Ester Conesa Carpintero

Spain, still recovering. Start again? Insert coin.

Spain. Tourism and bars.

A European country.

Public cuts from 2008 in health, education, corruption,

still recovering.

Hospitals start to collapse. The president appears in the media surrounded by army majors. Military and police presence in the street will enforce the lock down with fines.

Hospitals are full; thousands a day die. Terror. Downs and ups, ups and downs. But don’t stop working. Don’t stop thinking. Spain follows Italy. Sing and clap every day at 20:00h on your balcony, with your neighbours, with the Spanish song “Sobreviviré” (“I will survive”), everywhere, everyday. “We shall overcome” personal flags. Don’t stop doing home sports and children’s activities of all kinds, following your saturated smartphone full of overwhelming home-creative initiatives.

We cannot go out. Not even for sun, for breathing. City centred measures spread in all territories. Remote working. Technical problems. Online headache meetings, some of which can cheer up your evening. Some people can walk with their dog, but not with their children. Need to be overinformed. Information overload.

Residences for old people start to look like cemeteries. No money for PCR tests. No money for FFP2 masks. Global competition for resources. Spain, always late. Masks massively bought from China do not reach health standards. They say.
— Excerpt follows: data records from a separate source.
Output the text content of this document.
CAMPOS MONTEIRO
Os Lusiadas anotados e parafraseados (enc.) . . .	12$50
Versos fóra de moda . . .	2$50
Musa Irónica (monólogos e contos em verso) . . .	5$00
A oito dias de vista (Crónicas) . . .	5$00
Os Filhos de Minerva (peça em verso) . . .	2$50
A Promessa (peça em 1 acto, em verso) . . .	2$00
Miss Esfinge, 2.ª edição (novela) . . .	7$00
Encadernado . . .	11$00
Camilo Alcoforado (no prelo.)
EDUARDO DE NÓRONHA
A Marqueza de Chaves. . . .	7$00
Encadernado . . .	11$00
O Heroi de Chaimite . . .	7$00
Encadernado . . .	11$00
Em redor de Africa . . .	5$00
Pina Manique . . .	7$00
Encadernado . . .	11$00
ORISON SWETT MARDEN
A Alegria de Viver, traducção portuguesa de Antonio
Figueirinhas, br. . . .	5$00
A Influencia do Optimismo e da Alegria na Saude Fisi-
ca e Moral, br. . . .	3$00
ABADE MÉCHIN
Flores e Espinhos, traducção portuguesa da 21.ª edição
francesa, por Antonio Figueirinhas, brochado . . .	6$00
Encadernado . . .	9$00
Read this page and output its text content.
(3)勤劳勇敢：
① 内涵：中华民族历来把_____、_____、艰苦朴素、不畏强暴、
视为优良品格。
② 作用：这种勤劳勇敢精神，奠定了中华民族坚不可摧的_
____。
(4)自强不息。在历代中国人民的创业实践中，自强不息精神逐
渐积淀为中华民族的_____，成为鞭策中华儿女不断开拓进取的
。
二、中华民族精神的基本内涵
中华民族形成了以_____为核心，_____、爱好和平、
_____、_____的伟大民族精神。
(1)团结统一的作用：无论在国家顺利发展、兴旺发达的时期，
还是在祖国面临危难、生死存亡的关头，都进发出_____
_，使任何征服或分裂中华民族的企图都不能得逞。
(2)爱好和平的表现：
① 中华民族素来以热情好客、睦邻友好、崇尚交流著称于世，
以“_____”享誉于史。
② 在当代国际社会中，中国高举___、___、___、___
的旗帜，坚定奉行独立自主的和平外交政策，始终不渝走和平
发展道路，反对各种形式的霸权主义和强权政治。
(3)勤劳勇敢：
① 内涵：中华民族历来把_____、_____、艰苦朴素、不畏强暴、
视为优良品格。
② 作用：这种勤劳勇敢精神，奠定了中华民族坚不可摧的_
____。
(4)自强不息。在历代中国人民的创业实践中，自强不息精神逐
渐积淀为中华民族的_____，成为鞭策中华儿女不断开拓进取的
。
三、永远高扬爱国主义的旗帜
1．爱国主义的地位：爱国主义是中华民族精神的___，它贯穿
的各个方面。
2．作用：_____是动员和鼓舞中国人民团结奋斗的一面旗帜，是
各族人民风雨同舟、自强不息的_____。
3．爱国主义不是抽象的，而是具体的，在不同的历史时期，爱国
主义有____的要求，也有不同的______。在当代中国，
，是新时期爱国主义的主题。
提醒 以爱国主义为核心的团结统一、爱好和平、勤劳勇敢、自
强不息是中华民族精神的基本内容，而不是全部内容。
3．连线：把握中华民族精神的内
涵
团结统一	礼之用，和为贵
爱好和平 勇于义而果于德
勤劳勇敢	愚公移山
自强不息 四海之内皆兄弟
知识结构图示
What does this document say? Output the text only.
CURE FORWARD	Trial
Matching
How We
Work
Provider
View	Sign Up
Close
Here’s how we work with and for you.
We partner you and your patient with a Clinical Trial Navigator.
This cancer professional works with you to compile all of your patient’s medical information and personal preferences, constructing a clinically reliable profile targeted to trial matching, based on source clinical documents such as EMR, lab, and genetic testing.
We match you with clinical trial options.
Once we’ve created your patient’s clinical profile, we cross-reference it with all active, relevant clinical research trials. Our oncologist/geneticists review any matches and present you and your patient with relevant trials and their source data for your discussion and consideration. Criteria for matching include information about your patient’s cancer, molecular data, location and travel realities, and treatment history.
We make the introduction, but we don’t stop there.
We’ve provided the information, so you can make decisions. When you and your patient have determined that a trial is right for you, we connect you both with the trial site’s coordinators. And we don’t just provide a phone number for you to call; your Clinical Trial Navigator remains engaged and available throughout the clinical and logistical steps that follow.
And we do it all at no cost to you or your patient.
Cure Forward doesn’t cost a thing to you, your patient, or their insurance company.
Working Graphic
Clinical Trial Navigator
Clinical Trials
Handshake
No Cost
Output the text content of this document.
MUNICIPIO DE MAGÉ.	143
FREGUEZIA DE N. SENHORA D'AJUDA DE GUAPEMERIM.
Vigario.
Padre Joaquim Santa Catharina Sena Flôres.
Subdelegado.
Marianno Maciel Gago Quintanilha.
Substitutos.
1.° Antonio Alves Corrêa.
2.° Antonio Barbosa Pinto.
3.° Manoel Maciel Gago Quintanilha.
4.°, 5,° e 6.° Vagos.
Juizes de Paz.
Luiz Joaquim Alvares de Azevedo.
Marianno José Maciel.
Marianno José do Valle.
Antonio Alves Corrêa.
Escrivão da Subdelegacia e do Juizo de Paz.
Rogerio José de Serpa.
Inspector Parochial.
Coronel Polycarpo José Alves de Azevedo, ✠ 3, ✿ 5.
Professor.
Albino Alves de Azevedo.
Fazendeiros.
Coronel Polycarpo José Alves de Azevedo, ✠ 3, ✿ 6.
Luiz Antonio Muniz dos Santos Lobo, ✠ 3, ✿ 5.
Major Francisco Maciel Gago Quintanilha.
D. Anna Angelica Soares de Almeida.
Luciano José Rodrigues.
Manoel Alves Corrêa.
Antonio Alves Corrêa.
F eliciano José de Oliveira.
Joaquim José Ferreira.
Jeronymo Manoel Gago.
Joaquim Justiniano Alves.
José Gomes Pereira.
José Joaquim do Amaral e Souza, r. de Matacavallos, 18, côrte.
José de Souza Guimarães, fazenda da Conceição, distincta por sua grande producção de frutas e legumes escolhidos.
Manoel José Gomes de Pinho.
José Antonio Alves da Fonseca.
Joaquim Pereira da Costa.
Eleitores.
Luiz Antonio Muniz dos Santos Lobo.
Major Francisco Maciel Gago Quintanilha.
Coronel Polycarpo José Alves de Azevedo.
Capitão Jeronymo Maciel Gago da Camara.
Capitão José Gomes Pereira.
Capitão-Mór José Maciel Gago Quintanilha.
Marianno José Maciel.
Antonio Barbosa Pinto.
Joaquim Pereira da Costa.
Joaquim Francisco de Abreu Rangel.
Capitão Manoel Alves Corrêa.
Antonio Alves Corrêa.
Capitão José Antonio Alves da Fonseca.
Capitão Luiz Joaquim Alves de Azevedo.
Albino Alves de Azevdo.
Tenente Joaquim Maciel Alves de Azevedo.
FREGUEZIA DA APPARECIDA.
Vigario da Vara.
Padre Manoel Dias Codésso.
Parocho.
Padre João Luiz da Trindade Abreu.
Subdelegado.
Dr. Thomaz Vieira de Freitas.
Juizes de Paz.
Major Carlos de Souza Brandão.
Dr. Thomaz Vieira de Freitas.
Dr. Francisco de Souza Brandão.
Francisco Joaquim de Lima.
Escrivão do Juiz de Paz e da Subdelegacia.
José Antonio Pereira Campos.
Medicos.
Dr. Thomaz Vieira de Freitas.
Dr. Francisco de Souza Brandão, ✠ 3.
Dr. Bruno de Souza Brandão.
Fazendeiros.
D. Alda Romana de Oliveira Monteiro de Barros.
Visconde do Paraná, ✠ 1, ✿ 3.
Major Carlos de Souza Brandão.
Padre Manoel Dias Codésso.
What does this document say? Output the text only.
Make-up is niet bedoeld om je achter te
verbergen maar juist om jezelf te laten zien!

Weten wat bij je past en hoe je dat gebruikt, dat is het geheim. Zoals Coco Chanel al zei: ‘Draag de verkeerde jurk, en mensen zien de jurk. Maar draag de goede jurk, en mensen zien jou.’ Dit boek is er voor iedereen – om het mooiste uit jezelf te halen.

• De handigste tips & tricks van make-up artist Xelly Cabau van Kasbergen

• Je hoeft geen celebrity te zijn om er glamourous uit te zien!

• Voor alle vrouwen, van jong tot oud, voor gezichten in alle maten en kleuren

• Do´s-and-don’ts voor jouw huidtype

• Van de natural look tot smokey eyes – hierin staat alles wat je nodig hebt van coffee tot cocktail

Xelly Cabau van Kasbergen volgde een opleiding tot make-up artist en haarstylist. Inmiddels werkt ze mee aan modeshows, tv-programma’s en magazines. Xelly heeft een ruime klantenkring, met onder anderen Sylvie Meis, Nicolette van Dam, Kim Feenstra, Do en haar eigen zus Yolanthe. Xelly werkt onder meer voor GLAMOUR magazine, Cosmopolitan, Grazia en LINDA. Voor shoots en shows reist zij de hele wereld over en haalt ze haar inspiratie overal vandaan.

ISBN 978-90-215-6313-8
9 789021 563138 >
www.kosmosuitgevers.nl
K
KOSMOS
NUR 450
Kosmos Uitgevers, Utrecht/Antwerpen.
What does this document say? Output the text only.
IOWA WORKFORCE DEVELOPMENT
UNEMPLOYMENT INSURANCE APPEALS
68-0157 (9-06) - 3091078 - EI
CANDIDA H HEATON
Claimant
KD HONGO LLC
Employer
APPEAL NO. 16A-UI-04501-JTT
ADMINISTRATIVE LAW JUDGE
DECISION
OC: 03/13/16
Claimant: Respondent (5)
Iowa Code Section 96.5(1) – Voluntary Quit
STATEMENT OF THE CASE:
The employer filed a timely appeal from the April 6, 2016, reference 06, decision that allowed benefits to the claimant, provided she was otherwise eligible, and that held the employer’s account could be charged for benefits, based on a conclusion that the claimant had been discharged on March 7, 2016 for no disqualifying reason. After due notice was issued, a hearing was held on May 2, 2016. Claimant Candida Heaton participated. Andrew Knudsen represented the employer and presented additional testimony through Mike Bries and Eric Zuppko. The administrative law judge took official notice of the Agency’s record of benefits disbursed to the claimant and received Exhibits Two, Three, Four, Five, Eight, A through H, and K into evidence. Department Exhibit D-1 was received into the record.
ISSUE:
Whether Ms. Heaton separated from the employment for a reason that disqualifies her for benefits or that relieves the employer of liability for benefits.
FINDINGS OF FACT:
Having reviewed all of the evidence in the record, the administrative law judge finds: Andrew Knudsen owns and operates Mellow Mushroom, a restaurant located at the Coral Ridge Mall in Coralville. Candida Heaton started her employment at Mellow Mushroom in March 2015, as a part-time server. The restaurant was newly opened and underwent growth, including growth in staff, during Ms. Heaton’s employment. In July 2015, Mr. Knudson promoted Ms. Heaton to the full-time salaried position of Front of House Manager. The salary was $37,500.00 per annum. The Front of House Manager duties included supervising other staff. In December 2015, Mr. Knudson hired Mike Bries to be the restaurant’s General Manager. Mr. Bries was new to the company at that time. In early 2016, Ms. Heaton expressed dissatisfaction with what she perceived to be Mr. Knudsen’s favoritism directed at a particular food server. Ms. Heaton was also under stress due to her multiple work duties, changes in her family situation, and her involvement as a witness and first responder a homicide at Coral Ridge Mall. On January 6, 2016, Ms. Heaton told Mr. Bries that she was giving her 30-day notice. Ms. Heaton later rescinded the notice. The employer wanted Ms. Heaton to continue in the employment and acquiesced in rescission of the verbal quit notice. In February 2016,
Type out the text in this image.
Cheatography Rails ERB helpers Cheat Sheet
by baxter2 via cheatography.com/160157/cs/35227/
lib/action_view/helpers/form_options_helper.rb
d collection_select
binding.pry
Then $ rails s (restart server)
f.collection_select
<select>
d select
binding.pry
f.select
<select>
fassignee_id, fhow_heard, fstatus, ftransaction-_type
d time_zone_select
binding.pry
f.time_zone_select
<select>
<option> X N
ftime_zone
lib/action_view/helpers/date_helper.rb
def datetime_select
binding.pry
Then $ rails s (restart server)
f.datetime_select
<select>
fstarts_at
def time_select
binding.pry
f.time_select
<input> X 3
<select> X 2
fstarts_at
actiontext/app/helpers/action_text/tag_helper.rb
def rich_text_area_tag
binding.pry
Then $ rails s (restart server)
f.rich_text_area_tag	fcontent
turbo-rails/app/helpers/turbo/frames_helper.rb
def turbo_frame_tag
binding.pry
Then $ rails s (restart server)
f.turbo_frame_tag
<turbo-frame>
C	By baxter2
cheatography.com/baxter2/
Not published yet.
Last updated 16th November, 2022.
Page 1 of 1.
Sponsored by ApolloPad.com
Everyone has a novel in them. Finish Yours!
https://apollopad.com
Other mask boxes, stolen.

Doctors and nurses desolated on TV. Not enough beds, ventilators, resources. There are no masks; not even for health personnel. Government says no masks are needed for population. Government cannot reach masks. Doctors and nurses start to be infected, isolated. Not enough personnel in the hospitals. Weeks after, masks are crucial for the whole population. Don’t go out without masks. Work with masks. Breathe with masks. Suffocate with masks. Live with masks. Keep distance. Keep distance. Keep distance. Clean hands. Keep on working at home, with your children, with no computers, with no resources, without office, with your wifi. “The pandemic brings good things too!” (Spain is reaching higher rates of teleworking – a good measure for gender equality, haha).

Trying to understand. Comparing numbers. Spain and Italy, again. Italy and Spain. UK, France. Counting, analysing, reading. Complex medical reviews, hypothetical treatments and helpless fictitious vaccines. Fake news, conspiracy theories. 5G is responsible. All those wireless invisible waves had to be the ones in charge of the pandemic.

You breathe, you try some home-sport. You are privileged. You ARE privileged. Just wait. Just try to figure out where you can help. Do your job, you HAVE a job. Long-hours job. Extra hours. But: finish your thesis. Finish your thesis. Finish your thesis. Try to concentrate. Stay in the same chair all day long. Morning, afternoon, evening, night. Even if your knees hurt and your head is fried. But try to concentrate. But do some sport, but do some activities for you back pain. But don’t obsess. Stop reading, watching, listening to the news! Try to communicate with others. Try to communicate. Try to communicate. Be informed. Not so much. Just a little. Be informed.

Thousands with no jobs. Millions. Bars closed. The new desert. No tourism. Economy drowning. Companies closed, freelancers unemployed. Migrant workers forgotten until they matter. Portugal legalises (many of) them. Spain gives (them) some months more to work in the summer harvests. Say thanks. To be illegal again. Again. Meanwhile, sleep on the floor, work all day long, be infected. Lock down again.

Female migrant care workers with no contracts, no work, no subsidies. Invisible. Insignificant. Illegal. Even more illegal than before. Who are you and your daughter staying with?

Rents equally unequal (Barcelona city, your rent 1.000€/month; your salary, if so, 900€-1200€/month). Longer charity lines. But do your job, finish your thesis. 

Spain. Tourism and bars.

A European country.

Still recovering from 2008.

Start again?

Insert coin.  



Ester Conesa is finishing her dissertation at Universitat Oberta de Catalunya (Barcelona, Spain). She focuses on care and time in academia, in the context of new managerialism and austerity measures. She combines a full-time job with teaching connected to gender issues. During the first wave of the pandemic in march-april 2020, measures in Spain obliged to stay at home except for buying food and walk the dogs. Except essential services all other economic and social activities outside ‘working from home’ were completely stopped.